Na avaliação do psiquiatra, o modelo de internação não tem êxito porque reforça o foco proibicionista e punitivista. “A oferta de tratamento é sempre na visão de abstinência e quem não a consegue é punido pela segurança pública, com repressão policial e violação de direitos humanos. Vejo isso acontecer cotidianamente na região”, lamenta.
De acordo com Falcone, a estratégia proibicionista e punitivista e o foco na abstinência também se sustentam na perversão do conceito de redução de danos, dizendo que é caminho para a abstinência, sendo que é um dos recursos disponíveis para tratamento das pessoas.
“A redução de danos é um conceito, não tem uma fórmula nem protocolo que vai dar certo para todas as pessoas. Precisa de projeto terapêutico singular entendendo que cada pessoa tem um processo”, explica o psiquiatra, ressaltando que esse conceito é uma das bases do tratamento da Rede de Atenção Psicossocial (Raps), que está em risco.
Michel Temer iniciou processo de desmonte contrário à luta antimanicomial
O presidente Jair Bolsonaro (sem partido) ameaça emplacar um desmonte da Política Nacional de Saúde Mental, em um esforço para cortar mais verbas da saúde e que começou antes de seu mandato, no governo Michel Temer (MDB). Pesquisadores analisaram os efeitos das primeiras mudanças que pretendiam vencer a luta antimanicomial no Brasil.
No trabalho intitulado Retrocesso da Reforma Psiquiátrica: o desmonte da política nacional de saúde mental brasileira de 2016 a 2019, os pesquisadores Nelson Cruz, Renata Gonçalves e Pedro Delgado constataram que o governo Temer iniciou o processo de desmonte.

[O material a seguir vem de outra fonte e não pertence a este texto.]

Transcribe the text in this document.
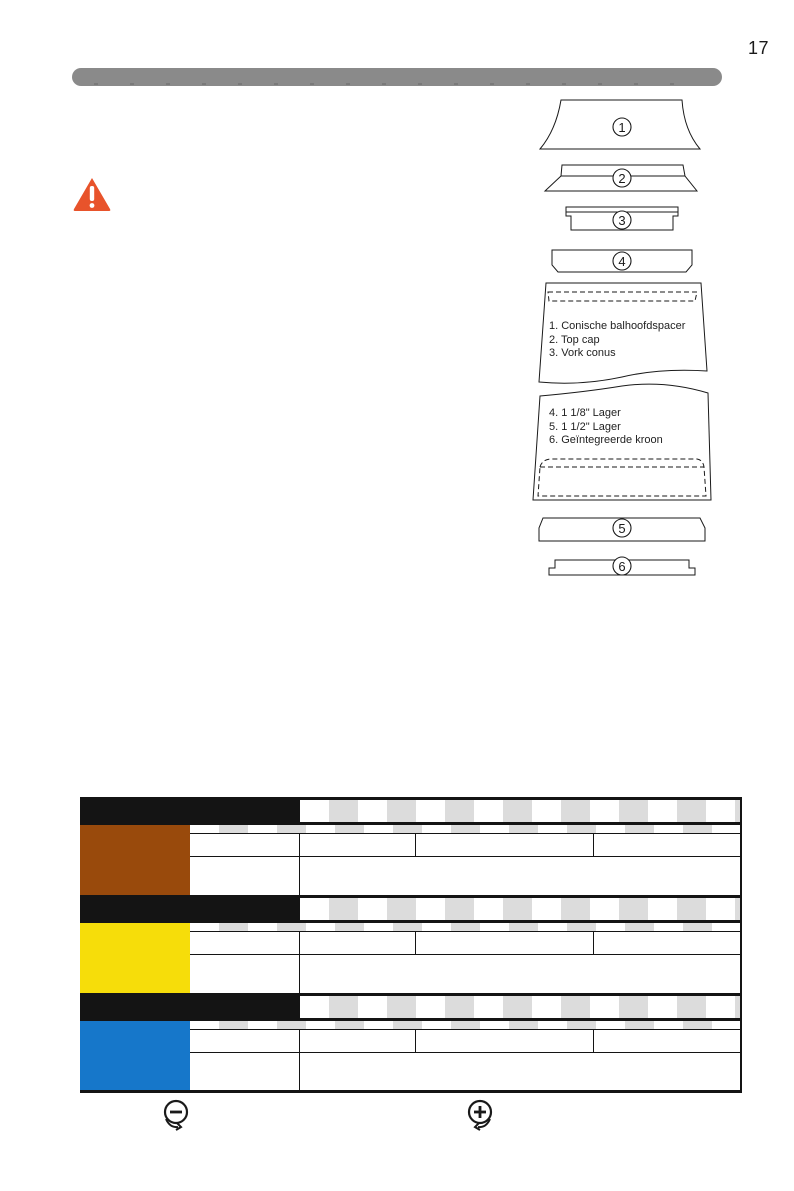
17
1
2
3
4
5
6
1. Conische balhoofdspacer
2. Top cap
3. Vork conus
4. 1 1/8" Lager
5. 1 1/2" Lager
6. Geïntegreerde kroon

Eles analisaram 14 documentos – portarias, resoluções, nota técnica e decreto – publicados entre outubro de 2016 e abril de 2019, que, afirmam, indicam “os primeiros efeitos das mudanças na rede de atenção psicossocial, como o incentivo à internação psiquiátrica e ao financiamento de comunidades terapêuticas”. Essas ações, ressaltam, são fundamentadas em abordagem proibicionista de questões sobre o uso de álcool e outras drogas e, ainda, confirmam “tendência de estagnação do ritmo de implantação de serviços de base comunitária”.
De 2003 a 2016, houve a implementação da Política Nacional de Saúde Mental, que rendeu ao país o reconhecimento da comunidade internacional. Nesse período, houve destinação de recursos para serviços de natureza extra-hospitalar, fechamento e descredenciamento significativo de leitos e hospitais psiquiátricos e publicação de portarias que visaram à expansão dos serviços e ações.
Na última década, também houve significativos avanços na construção da Rede de Atenção Psicossocial (Raps), além da reestruturação da assistência psiquiátrica e atenção ao usuário de álcool e outras drogas.
Especialistas internacionais chegaram a reconhecer resultados práticos da política de saúde mental. Ela ficou conhecida, principalmente, por extinguir “depósitos de loucos e indesejáveis” e propor a inclusão das pessoas com doença mental na comunidade. Elas recebiam os cuidados adequados nos três níveis de atenção do SUS (básica, média e alta complexidade), por meio de equipes interdisciplinares que retiravam o foco da doença e do médico, priorizando a pessoa com doença mental e seu tratamento, sem a obrigatoriedade de exclusão da comunidade.